Combining ngrams and Keyword extractor?

Hi,

I'm building a workflow to extract relevant terms out of documents.

On the one hand I use the keyword extractor, which extracts single terms only. On the other hand I work with the ngram creator and term/ngram frequencies, to extract terms and ngrams. The second way lacks in performance against the keyword extractor. So, is there a way to combine both ways? To extract single term keywords, as well as multiple term keywords?

 

thank you!

sehom

I'm currently reading the paper KeyGraph: Automatic Indexing by Co-occurence Graph based on Building Construction Meaphor by Yukio Ohsawa et. al, which is the base for the KeyGraph keyword extractor.

Generating phrases (relevant sequences of words as mentioned in my first post)  is described as a part of preprocessing prior to the actual keyword extraction.

I guess, this process would greatly improve my workflow. Any suggestions on how to build this process in Knime prior to applying the KeyGraph keyword extractor on a document?

 

thank you

sehom

Hi Sehom,

I see your point. So far there is no dedicated node to detect and combine multi words to one term.
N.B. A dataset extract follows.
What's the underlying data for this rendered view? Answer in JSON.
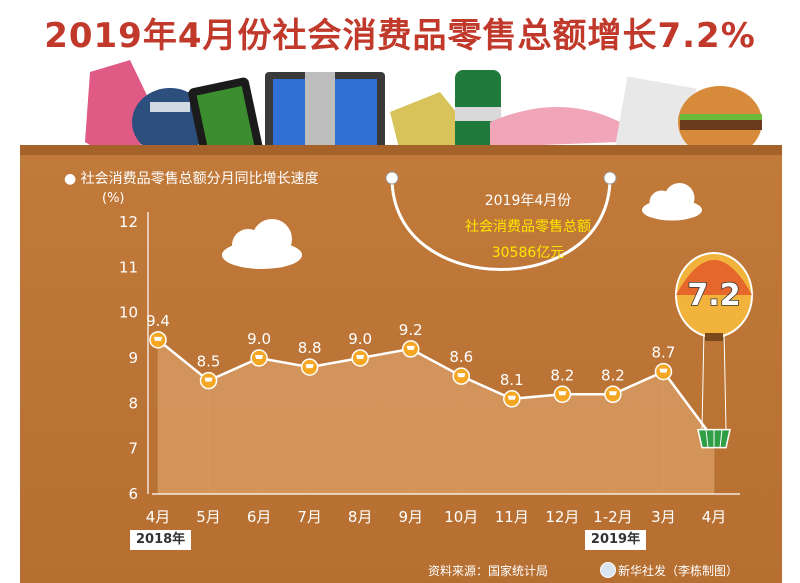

A possible way to do this is to compute ngrams with frequencies and see which ngrams occur often enough to be considered as a multi word term. Then extract a list (data table of one column containing these multi word terms) and use this list as a dictionary for the Dictionary Tagger node. Use this node to tag the original documents based on this list. This will group the multiple words together to terms. Now you can apply the Keygraph Keyword Extrator since this is based on the terms inside the documents.

Cheers, Kilian

 

HI Kilian,

thank you very much! It works great.